Hélène Milot : Les transports sont le deuxième secteur émetteur d’émissions de gaz à effet de serre en Ile-de-France, avec un tiers des émissions de la région, précédé par le bâtiment qui en produit 48 %. Au sein d’EDF, nous avons la conviction qu’en combinant l’ensemble des leviers d’action, nous pouvons diminuer de 75 % les émissions de gaz à effet de serre du secteur, et de 55 % sa consommation énergétique.

Quelles sont les spécificités du transport en Île-de-France ?

Hélène Milot : Notre région se caractérise par une part très importante du train dans les déplacements individuels quotidiens. Il faut préciser que cela englobe les RER, trains de banlieue, métros et tramways. En conséquence, la part occupée par le véhicule individuel est relativement faible (55 % des distances parcourues contre près de 90 % dans le reste de la France). Ainsi, la RATP transporte 12 millions de personnes chaque jour et consomme 1,4 TWh d’électricité par an, ce qui en fait la première consommatrice d’électricité à l’échelle régionale. Le nombre de déplacements quotidiens effectués en train a augmenté de plus de 10 % en une décennie, l’usage de la voiture diminuant de près de 5 %.

Se déplace-t-on de la même façon à Paris qu’ailleurs dans la région ?
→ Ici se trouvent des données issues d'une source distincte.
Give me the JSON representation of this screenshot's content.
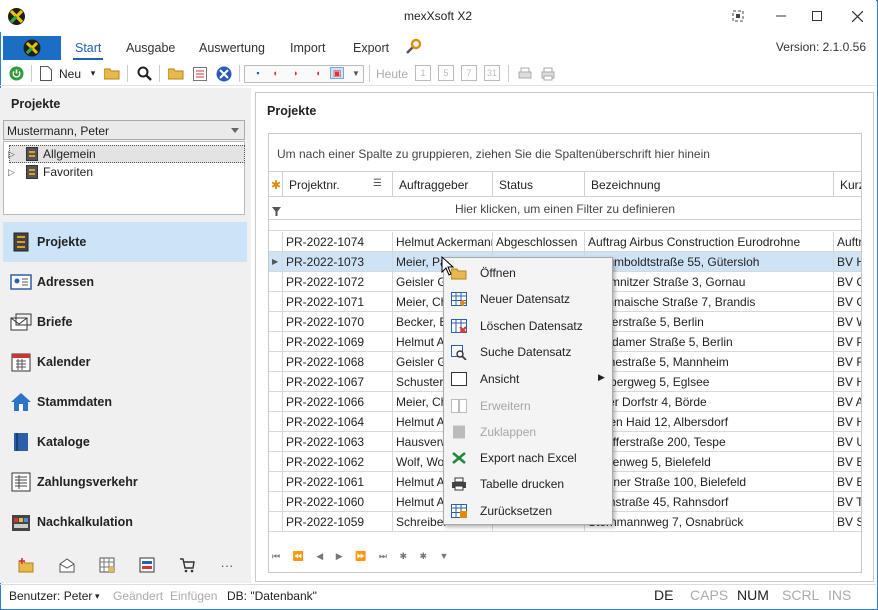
{
  "window": {
    "title": "mexXsoft X2"
  },
  "ribbon": {
    "tabs": [
      {
        "label": "Start"
      },
      {
        "label": "Ausgabe"
      },
      {
        "label": "Auswertung"
      },
      {
        "label": "Import"
      },
      {
        "label": "Export"
      }
    ],
    "version": "Version: 2.1.0.56"
  },
  "toolbar": {
    "new_label": "Neu",
    "today_label": "Heute",
    "calendar_buttons": [
      "1",
      "5",
      "7",
      "31"
    ]
  },
  "left": {
    "section_title": "Projekte",
    "user": "Mustermann, Peter",
    "tree": [
      {
        "label": "Allgemein"
      },
      {
        "label": "Favoriten"
      }
    ],
    "nav": [
      {
        "label": "Projekte",
        "icon": "projects-icon"
      },
      {
        "label": "Adressen",
        "icon": "addresses-icon"
      },
      {
        "label": "Briefe",
        "icon": "letters-icon"
      },
      {
        "label": "Kalender",
        "icon": "calendar-icon"
      },
      {
        "label": "Stammdaten",
        "icon": "home-icon"
      },
      {
        "label": "Kataloge",
        "icon": "catalog-icon"
      },
      {
        "label": "Zahlungsverkehr",
        "icon": "payments-icon"
      },
      {
        "label": "Nachkalkulation",
        "icon": "calculation-icon"
      }
    ],
    "bottom_more": "···"
  },
  "main": {
    "title": "Projekte",
    "group_hint": "Um nach einer Spalte zu gruppieren, ziehen Sie die Spaltenüberschrift hier hinein",
    "columns": [
      "Projektnr.",
      "Auftraggeber",
      "Status",
      "Bezeichnung",
      "Kurz"
    ],
    "filter_hint": "Hier klicken, um einen Filter zu definieren",
    "rows": [
      [
        "PR-2022-1074",
        "Helmut Ackermann",
        "Abgeschlossen",
        "Auftrag Airbus Construction Eurodrohne",
        "Auftr"
      ],
      [
        "PR-2022-1073",
        "Meier, Pa",
        "",
        "A Humboldtstraße 55, Gütersloh",
        "BV H"
      ],
      [
        "PR-2022-1072",
        "Geisler Gr",
        "",
        "Chemnitzer Straße 3, Gornau",
        "BV C"
      ],
      [
        "PR-2022-1071",
        "Meier, Ch",
        "",
        "Grimmaische Straße 7, Brandis",
        "BV G"
      ],
      [
        "PR-2022-1070",
        "Becker, B",
        "",
        "Weserstraße 5, Berlin",
        "BV W"
      ],
      [
        "PR-2022-1069",
        "Helmut A",
        "",
        "Potsdamer Straße 5, Berlin",
        "BV P"
      ],
      [
        "PR-2022-1068",
        "Geisler Gr",
        "",
        "Steinestraße 5, Mannheim",
        "BV R"
      ],
      [
        "PR-2022-1067",
        "Schuster,",
        "",
        "Neubergweg 5, Eglsee",
        "BV H"
      ],
      [
        "PR-2022-1066",
        "Meier, Ch",
        "",
        "In der Dorfstr 4, Börde",
        "BV A"
      ],
      [
        "PR-2022-1064",
        "Helmut A",
        "",
        "Bogen Haid 12, Albersdorf",
        "BV H"
      ],
      [
        "PR-2022-1063",
        "Hausverw",
        "",
        "Ulbufferstraße 200, Tespe",
        "BV U"
      ],
      [
        "PR-2022-1062",
        "Wolf, Wo",
        "",
        "Emdenweg 5, Bielefeld",
        "BV E"
      ],
      [
        "PR-2022-1061",
        "Helmut A",
        "",
        "Brenner Straße 100, Bielefeld",
        "BV B"
      ],
      [
        "PR-2022-1060",
        "Helmut A",
        "",
        "Turmstraße 45, Rahnsdorf",
        "BV T"
      ],
      [
        "PR-2022-1059",
        "Schreiber",
        "",
        "Sternmannweg 7, Osnabrück",
        "BV S"
      ]
    ]
  },
  "context_menu": [
    {
      "label": "Öffnen",
      "icon": "folder-open-icon",
      "enabled": true
    },
    {
      "label": "Neuer Datensatz",
      "icon": "new-record-icon",
      "enabled": true
    },
    {
      "label": "Löschen Datensatz",
      "icon": "delete-record-icon",
      "enabled": true
    },
    {
      "label": "Suche Datensatz",
      "icon": "search-record-icon",
      "enabled": true
    },
    {
      "label": "Ansicht",
      "icon": "view-icon",
      "enabled": true
    },
    {
      "label": "Erweitern",
      "icon": "expand-icon",
      "enabled": false
    },
    {
      "label": "Zuklappen",
      "icon": "collapse-icon",
      "enabled": false
    },
    {
      "label": "Export nach Excel",
      "icon": "excel-icon",
      "enabled": true
    },
    {
      "label": "Tabelle drucken",
      "icon": "print-icon",
      "enabled": true
    },
    {
      "label": "Zurücksetzen",
      "icon": "reset-icon",
      "enabled": true
    }
  ],
  "status": {
    "user": "Benutzer: Peter",
    "changed": "Geändert",
    "inserted": "Einfügen",
    "db": "DB: \"Datenbank\"",
    "lang": "DE",
    "caps": "CAPS",
    "num": "NUM",
    "scrl": "SCRL",
    "ins": "INS"
  },
  "colors": {
    "accent": "#1c6dc4",
    "selection": "#cce4f7",
    "row_selected": "#cfe3f6"
  }
}
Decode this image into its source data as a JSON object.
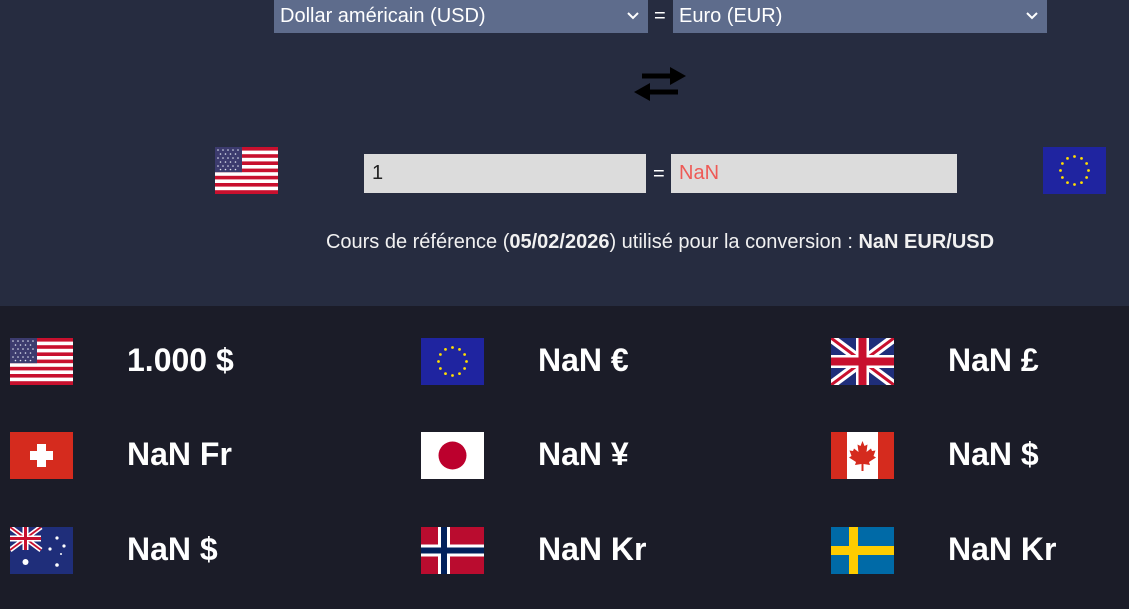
{
  "converter": {
    "from_currency": "Dollar américain (USD)",
    "to_currency": "Euro (EUR)",
    "equals_sign": "=",
    "amount_value": "1",
    "result_value": "NaN",
    "result_color": "#ee5a56",
    "from_flag": "us-flag-icon",
    "to_flag": "eu-flag-icon",
    "swap_icon": "swap-arrows-icon",
    "rate": {
      "prefix": "Cours de référence (",
      "date": "05/02/2026",
      "middle": ") utilisé pour la conversion : ",
      "value": "NaN EUR/USD"
    }
  },
  "conversions": [
    {
      "flag": "us-flag-icon",
      "value": "1.000 $"
    },
    {
      "flag": "eu-flag-icon",
      "value": "NaN €"
    },
    {
      "flag": "uk-flag-icon",
      "value": "NaN £"
    },
    {
      "flag": "ch-flag-icon",
      "value": "NaN Fr"
    },
    {
      "flag": "jp-flag-icon",
      "value": "NaN ¥"
    },
    {
      "flag": "ca-flag-icon",
      "value": "NaN $"
    },
    {
      "flag": "au-flag-icon",
      "value": "NaN $"
    },
    {
      "flag": "no-flag-icon",
      "value": "NaN Kr"
    },
    {
      "flag": "se-flag-icon",
      "value": "NaN Kr"
    }
  ],
  "colors": {
    "top_background": "#262c40",
    "bottom_background": "#1b1c28",
    "select_background": "#5e6c8c",
    "input_background": "#dcdcdc"
  }
}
Hélène Milot : Absolument pas ! Il existe au sein même de la région de fortes disparités dans les habitudes de mobilité, avec des modes de déplacements domicile/travail très liés à la densité et aux réseaux de transport en commun. Le recours à la voiture est, par exemple, de plus en plus important au fur et à mesure que l’on s’éloigne de la Capitale. En volume, les déplacements à l’intérieur de la grande couronne concentrent les trois quarts des émissions du fait de la densité de la population.

Quels sont les leviers à activer pour aller vers une décarbonation du transport dans la région ?

Hélène Milot : Il y en a plusieurs mais je voudrais insister sur le développement des bornes de recharge publiques. C’est un impératif, surtout quand on sait qu’à Paris, seulement 1 habitant sur 2 dispose d’un parking privé : l’Île-de-France est étonnamment l’une des régions françaises les moins bien pourvues. Une borne de recharge ouverte au public pour dix véhicules en circulation : voilà le taux vers lequel chaque territoire doit tendre. Sur l’ensemble des départements franciliens, deux seulement se situent à peu près à ce ratio, et les autres en sont très loin. Cette année, 4 millions d’euros ont été consacrés au soutien du déploiement d’infrastructures. L’objectif est d’atteindre les 12 000 points de charge ouverts au public, d’ici 2023. C’est notre métier de faire en sorte d’accélérer ce mouvement.

EDF fait partie de ces grands groupes qui investissent aujourd’hui dans l’hydrogène. Quelles est l’utilité de cette énergie à l’échelle francilienne ?

Hélène Milot : L’hydrogène bas-carbone sera nécessaire pour décarboner la mobilité intensive, qui désigne l’ensemble des besoins en fortes puissances motrices ou de longues autonomies (bus, camions, bennes à ordures ménagères, bateaux fluviaux, etc). Grâce au réseau et au mix électrique français, il est possible de produire facilement de l’hydrogène bas carbone par électrolyse de l’eau, au plus près des usages. EDF est un acteur engagé en Ile-de-France pour le développement de l’hydrogène, et ce depuis déjà quelques années. Elle pilote notamment le projet H2Ships sur la mobilité fluviale et a construit et exploite, sur le site d’EDF Lab, l’une des deux plus grande plateforme de production d’hydrogène de France. Nous souhaitons désormais mettre en œuvre des projets emblématiques démontrant notre savoir-faire et la pertinence de l’hydrogène pour décarboner de larges éco- systèmes territoriaux.